Lesson 4 — Cloud vs Self-Hosted: How to Choose? — Mastering Firecrawl — The Ultimate Guide to AI Web Scraping

Before deciding between Firecrawl Cloud and Self-Hosted, you need to weigh your options across three dimensions: features, performance, and cost.

4.1 Feature Comparison Matrix

Feature	Cloud	Self-Hosted
Basic Scraping (Scrape)	✅ Fully Supported	✅ Fully Supported
Search Engine (Search)	✅ Built-in	❌ Requires external Search API
Research Agent (Agent)	✅ Exclusive Feature	❌ Not Supported
Residential Proxy Pool	✅ Built-in 3 levels	❌ Must provide your own
Structured Extraction (LLM)	✅ Ready to use	⚠️ Requires own LLM API Key
Browser Interaction	✅ Ready to use	⚠️ Requires Playwright service
Maintenance Cost	Zero Maintenance	Requires server management

Firecrawl Cloud uses a Credit system. In most cases, 1 credit corresponds to 1 page scraped.

Cloud: The Hobby plan ($19/mo) includes 3,000 pages, suitable for small to medium-sized projects or those needing rapid deployment.
Self-Hosted: You bear the server costs (approx. $20-$100/mo) and proxy IP costs. Self-hosting usually becomes economically advantageous only when monthly volume exceeds 500,000 pages.
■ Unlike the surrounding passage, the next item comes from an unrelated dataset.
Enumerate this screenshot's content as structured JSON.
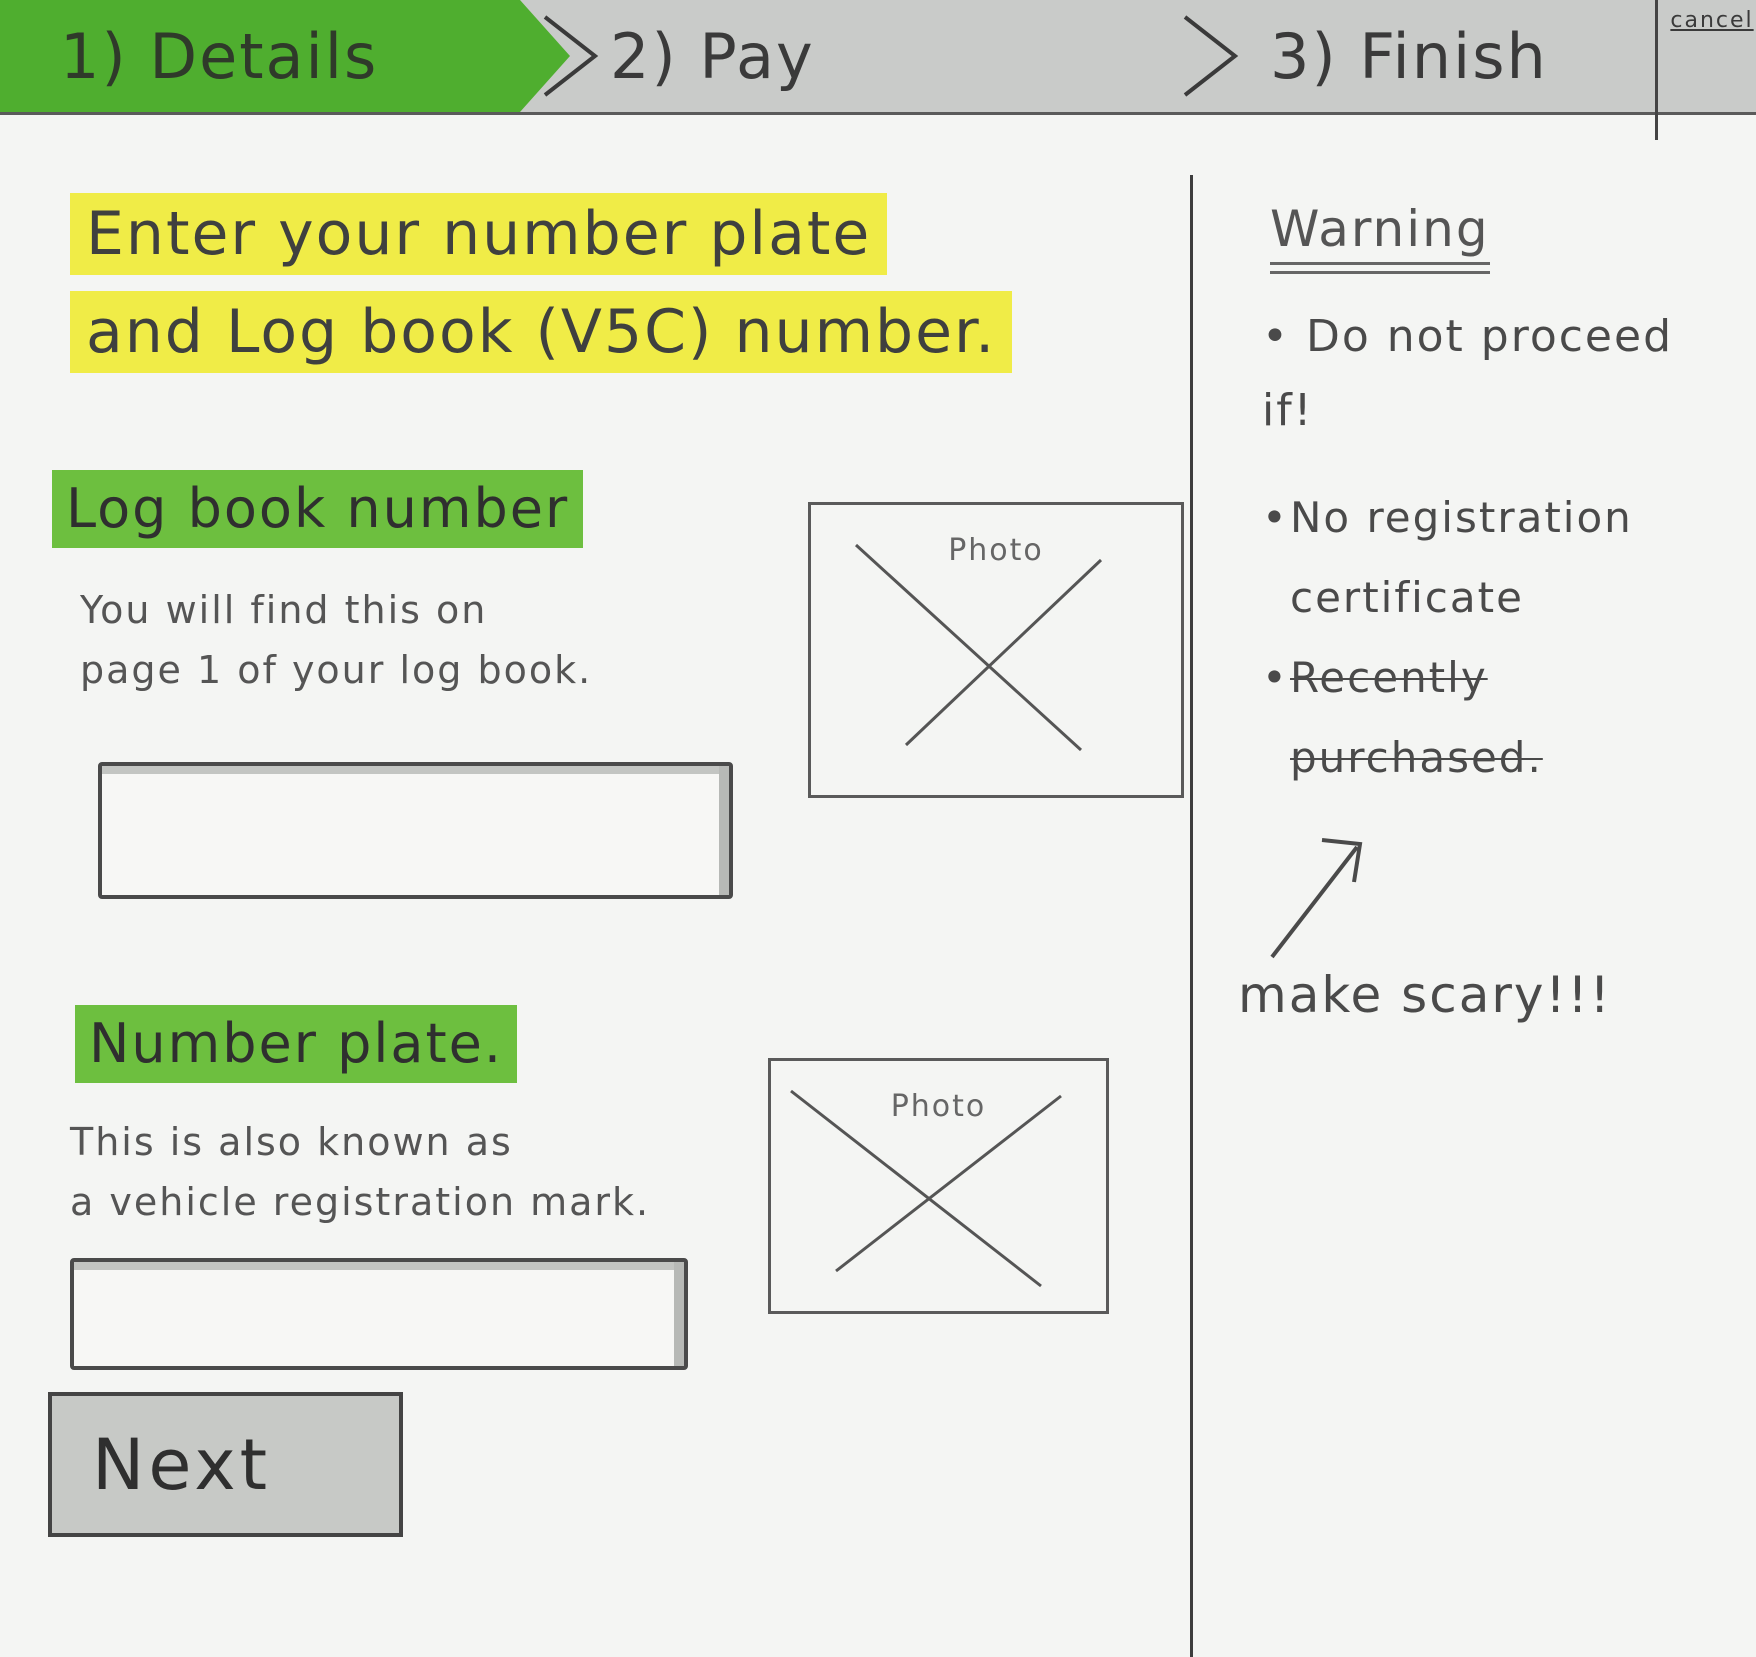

Use this logic to quickly decide:

Do you need Search functionality?
- Yes → Cloud is preferred (Self-hosted lacks a search index).
Is your monthly volume less than 100,000 pages?
- Yes → Cloud is preferred (Save time on maintenance).
Does your data have strict privacy or compliance requirements?
- Yes → Self-hosting is mandatory.
Do you have strong DevOps skills and seek the lowest possible cost?
- Yes → Self-hosting.

Enable Caching: Use storeInCache: true. Repeated requests for the same URL within the cache period do not consume credits.
Targeted Scraping: Use Map to discover URLs first, then use includeTags to fetch only the core content. This reduces downstream token consumption (saves AI costs).
Remove Images: Setting removeBase64Images: true can significantly speed up response times.